JAMAICA may not be able to stage night matches at the National Stadium during next year's final round of CONCACAF's World Cup-qualifying campaign if a crucial FIFA regulation is not met.
The world governing body for football has written to the Jamaica Football Federation (JFF) instructing it to have standby power generation capabilities for the floodlights installed, or the Reggae Boyz may have to pursue their World Cup dreams in the sweltering Kingston sun in five home games against the USA, Mexico, Panama, Costa Rica and Honduras.
With only back-up power available for other areas of the country's prime sports facility, FIFA has ordered that auxillary power supply be put in place in keeping with article 11.2 of the FIFA Safety Regulations.
"In the event of a power failure, there shall be emergency lighting provided by a back-up power supply," the regulation said in part.
FIFA, in explaining the importance of enforcing the rule, said: "It is crucial for us to respect the game's defined kick-off time."
When contacted yesterday, Major Desmon Brown, general manager of Independence Park Limited (IPL), the state-owned company that manages the National Stadium, confirmed the facility is not equipped with back-up power to run the lighting towers in the event of a Jamaica Public Service failure to deliver the energy.

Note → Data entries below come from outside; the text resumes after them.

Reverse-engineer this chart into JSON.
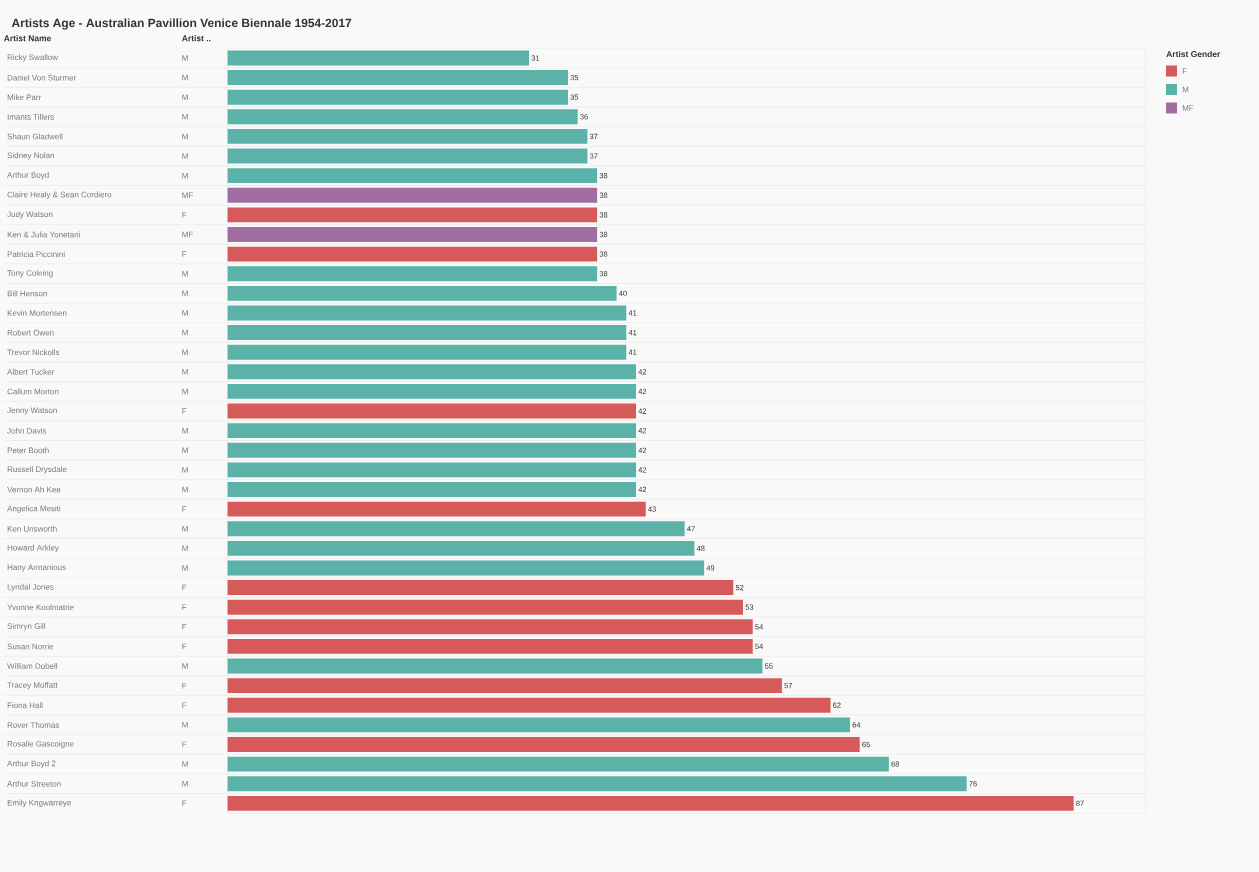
{
  "chart_data": {
    "type": "bar",
    "orientation": "horizontal",
    "stacked": true,
    "data_labels": true,
    "legend": "top right",
    "title": "Artists Age - Australian Pavillion Venice Biennale 1954-2017",
    "legend_title": "Artist Gender",
    "categories": [
      "Ricky Swallow",
      "Daniel Von Sturmer",
      "Mike Parr",
      "Imants Tillers",
      "Shaun Gladwell",
      "Sidney Nolan",
      "Arthur Boyd",
      "Claire Healy & Sean Cordiero",
      "Judy Watson",
      "Ken & Julia Yonetani",
      "Patricia Piccinini",
      "Tony Coleing",
      "Bill Henson",
      "Kevin Mortensen",
      "Robert Owen",
      "Trevor Nickolls",
      "Albert Tucker",
      "Callum Morton",
      "Jenny Watson",
      "John Davis",
      "Peter Booth",
      "Russell Drysdale",
      "Vernon Ah Kee",
      "Angelica Mesiti",
      "Ken Unsworth",
      "Howard Arkley",
      "Hany Armanious",
      "Lyndal Jones",
      "Yvonne Koolmatrie",
      "Simryn Gill",
      "Susan Norrie",
      "William Dobell",
      "Tracey Moffatt",
      "Fiona Hall",
      "Rover Thomas",
      "Rosalie Gascoigne",
      "Arthur Boyd 2",
      "Arthur Streeton",
      "Emily Kngwarreye"
    ],
    "series": [
      {
        "name": "F",
        "color": "#d65a5a",
        "values": [
          null,
          null,
          null,
          null,
          null,
          null,
          null,
          null,
          38,
          null,
          38,
          null,
          null,
          null,
          null,
          null,
          null,
          null,
          42,
          null,
          null,
          null,
          null,
          43,
          null,
          null,
          null,
          52,
          53,
          54,
          54,
          null,
          57,
          62,
          null,
          65,
          null,
          null,
          87
        ]
      },
      {
        "name": "M",
        "color": "#5ab2a8",
        "values": [
          31,
          35,
          35,
          36,
          37,
          37,
          38,
          null,
          null,
          null,
          null,
          38,
          40,
          41,
          41,
          41,
          42,
          42,
          null,
          42,
          42,
          42,
          42,
          null,
          47,
          48,
          49,
          null,
          null,
          null,
          null,
          55,
          null,
          null,
          64,
          null,
          68,
          76,
          null
        ]
      },
      {
        "name": "MF",
        "color": "#a06ea0",
        "values": [
          null,
          null,
          null,
          null,
          null,
          null,
          null,
          38,
          null,
          38,
          null,
          null,
          null,
          null,
          null,
          null,
          null,
          null,
          null,
          null,
          null,
          null,
          null,
          null,
          null,
          null,
          null,
          null,
          null,
          null,
          null,
          null,
          null,
          null,
          null,
          null,
          null,
          null,
          null
        ]
      }
    ],
    "annotations": [
      "Artist Name",
      "Artist ..",
      "M",
      "M",
      "M",
      "M",
      "M",
      "M",
      "M",
      "MF",
      "F",
      "MF",
      "F",
      "M",
      "M",
      "M",
      "M",
      "M",
      "M",
      "M",
      "F",
      "M",
      "M",
      "M",
      "M",
      "F",
      "M",
      "M",
      "M",
      "F",
      "F",
      "F",
      "F",
      "M",
      "F",
      "F",
      "M",
      "F",
      "M",
      "M",
      "F"
    ]
  }
}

Brown said as soon as he received the correspondence regarding the FIFA request, he and his team immediately went into action.
"We are looking to rent four standby generators for the floodlights, one for each tower," he told the Jamaica Observer yesterday.
Brown could not say what the cost would be to provide the rented generators, or permanent ones, but conceded it would be a very expense exercise "that we can't afford to pay for".
Internet checks revealed that the prices of industrial standby power output systems range between US$12,000 (J$1,080,000) for a 25 kilowatt unit and US$30,000 (J$2.7 million) for the 125 kilowatt unit.
Before the first match date of the final round on February 6, 2013, FIFA inspectors will visit the National Stadium 30 days prior to ensure a back-up system has been installed. Failure to do so will result in Jamaica's games being played in early afternoon.
JFF president Captain Horace Burrell, in addressing editors and reporters at this newspaper's weekly Jamaica Observer Monday Exchange at Beechwood Avenue yesterday, said if the Federation was not able to host night matches, it could lead to financial disaster as many of the games are scheduled for weekdays.
"It will be very difficult as a lot of the games will be played in midweek and to disrupt a working day will be impossible. Plus, a lot of our players will be coming from overseas, so the cooler conditions will suit them," he said.
"I think we would be at a tremendous disadvantage, therefore, all would be urged to do whatever has to be done to install the generator," he said.
Burrell noted that standby power servicing the entire stadium will not only benefit football, but all users of the multi-purpose facility that was first unveiled in 1962 as part of activities to mark the country's political independence from Britain.
"We hope the IPL will take the necessary steps to install the generator because it's not only football that is going to need this, as this is an important piece of equipment which should have been there and we're hoping that since there is time, that this will be done," said the veteran football executive.
"We'll be keeping our fingers crossed and hoping for the best," he said.